"Marketing de la malbouffe" : c'est une "agression envers nos jeunes publics" s'insurge un nutritionniste qui appelle à "une régulation claire et nette"
"Je parle d'agression", s'insurge mercredi 13 septembre sur franceinfo le professeur Boris Hansel, nutritionniste, chef de l'unité Nutrition Prévention à l’hôpital Bichat et créateur de la chaîne Youtube "Nutrition DrBH". Il n'est "pas étonné" des résultats de l'enquête de Foodwatch publiée ce mercredi. L'organisation non gouvernementale de défense des consommateurs a passé au crible 228 boissons et aliments pour enfants.
>> Malbouffe : Foodwatch dénonce le marketing à destination des enfants dans une enquête
Selon son enquête, 9 produits sur 10 ne devraient pas faire l'objet de marketing ciblant les plus petits. L'ONG assure que ces produits sont trop gras ou trop sucrés, par rapport aux recommandations nutritionnelles de l'Organisation mondiale de la Santé (OMS). Elle dénonce un "marketing de la malbouffe" et demande un encadrement de ces "pratiques délétères".
Le professeur Boris Hansel répète, lui, qu'il s'agit de "marketing agressif" qui "participe à l’aggravation de la situation sanitaire quand on s’intéresse à l’obésité". Il appelle les pouvoirs publics à s'emparer du sujet. "On a régulé pour le tabac, on a régulé pour l'alcool, à quand une régulation claire et nette sur le marketing alimentaire pour tous ces produits ultra-transformés ?" interroge-t-il.
franceinfo : Les résultats de cette enquête vous étonnent ?
Boris Hansel : Je ne suis pas étonné.
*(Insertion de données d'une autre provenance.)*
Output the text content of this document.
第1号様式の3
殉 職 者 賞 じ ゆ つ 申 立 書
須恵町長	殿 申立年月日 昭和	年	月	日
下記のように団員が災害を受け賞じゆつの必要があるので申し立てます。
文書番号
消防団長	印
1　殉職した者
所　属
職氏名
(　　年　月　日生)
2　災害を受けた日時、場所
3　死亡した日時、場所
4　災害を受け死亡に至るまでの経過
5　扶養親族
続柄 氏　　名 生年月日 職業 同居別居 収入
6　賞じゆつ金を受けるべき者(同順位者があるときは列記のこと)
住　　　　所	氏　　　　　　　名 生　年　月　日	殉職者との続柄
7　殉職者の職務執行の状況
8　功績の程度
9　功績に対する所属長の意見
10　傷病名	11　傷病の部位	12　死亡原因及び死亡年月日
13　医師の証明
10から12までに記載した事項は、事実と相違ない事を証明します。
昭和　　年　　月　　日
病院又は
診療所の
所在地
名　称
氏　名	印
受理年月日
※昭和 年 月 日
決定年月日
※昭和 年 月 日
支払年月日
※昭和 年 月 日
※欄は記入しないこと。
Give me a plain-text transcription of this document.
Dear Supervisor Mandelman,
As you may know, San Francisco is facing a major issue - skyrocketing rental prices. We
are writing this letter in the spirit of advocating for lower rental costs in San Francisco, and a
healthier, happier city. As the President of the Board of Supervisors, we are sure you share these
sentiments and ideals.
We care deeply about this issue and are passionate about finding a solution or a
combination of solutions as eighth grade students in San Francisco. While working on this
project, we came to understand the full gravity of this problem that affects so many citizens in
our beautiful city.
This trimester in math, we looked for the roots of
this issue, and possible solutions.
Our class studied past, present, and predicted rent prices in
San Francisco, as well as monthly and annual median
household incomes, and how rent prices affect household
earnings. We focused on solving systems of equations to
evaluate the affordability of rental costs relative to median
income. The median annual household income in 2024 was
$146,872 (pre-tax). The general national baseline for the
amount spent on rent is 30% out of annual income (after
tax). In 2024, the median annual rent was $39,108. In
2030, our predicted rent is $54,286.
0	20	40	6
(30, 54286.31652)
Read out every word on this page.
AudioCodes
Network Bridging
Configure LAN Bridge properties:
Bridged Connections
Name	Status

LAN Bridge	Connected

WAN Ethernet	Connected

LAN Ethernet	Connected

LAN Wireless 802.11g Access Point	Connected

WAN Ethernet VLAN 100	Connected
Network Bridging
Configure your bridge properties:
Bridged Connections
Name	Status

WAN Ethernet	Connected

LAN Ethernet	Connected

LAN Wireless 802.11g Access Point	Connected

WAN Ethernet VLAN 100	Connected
Ce qui est intéressant, c'est d'avoir quantifié les choses. Il suffit d'allumer sa télévision, de regarder sur Internet ou les emballages d'aliments, pour se rendre compte qu'il y a un marketing agressif. Je parle d'agression envers nos jeunes publics et puis aussi envers les adultes. C'est évident que ça fonctionne, sinon ils [les industriels] ne le feraient pas. Mais le problème est simple : on ne régule pas, on ne contrôle pas alors qu'on connaît les conséquences de ce type d'alimentation. On a régulé pour le tabac, on a régulé pour l'alcool, à quand une régulation claire et nette sur le marketing alimentaire pour tous ces produits ultra-transformés ? Évidemment, il ne faut pas mettre non plus sur le même plan que l'alcool et le tabac. Il y a beaucoup de différences, mais on sait que ce marketing participe à l’aggravation de la situation sanitaire quand on s’intéresse à l’obésité.
Les marques dont on parle, on les connaît tous, elles font partie de notre quotidien. Faut-il réguler la publicité ou alors il faut demander à ces industriels de l'agroalimentaire de changer les recettes ?
Il n'y a pas une solution qui va résoudre ce problème. Tout est bon à prendre. Encourager les industriels à changer les recettes, c'est ce qui fait par le Nutri-Score notamment. Je fais partie de ces personnes qui pensent qu’il devrait être obligatoire. Il a ses inconvénients aussi. Mais il y a un fait : ça conduit à un certain nombre d'industriels, à améliorer les recettes, mais ça ne suffira pas ! Deuxièmement, pour la publicité, ce n'est pas nouveau, l'OMS [l'Organisation mondiale de la santé] a donné des directives pour que les pays prennent des politiques de santé publique pour réduire cette agression marketing, notamment envers les enfants et les ados.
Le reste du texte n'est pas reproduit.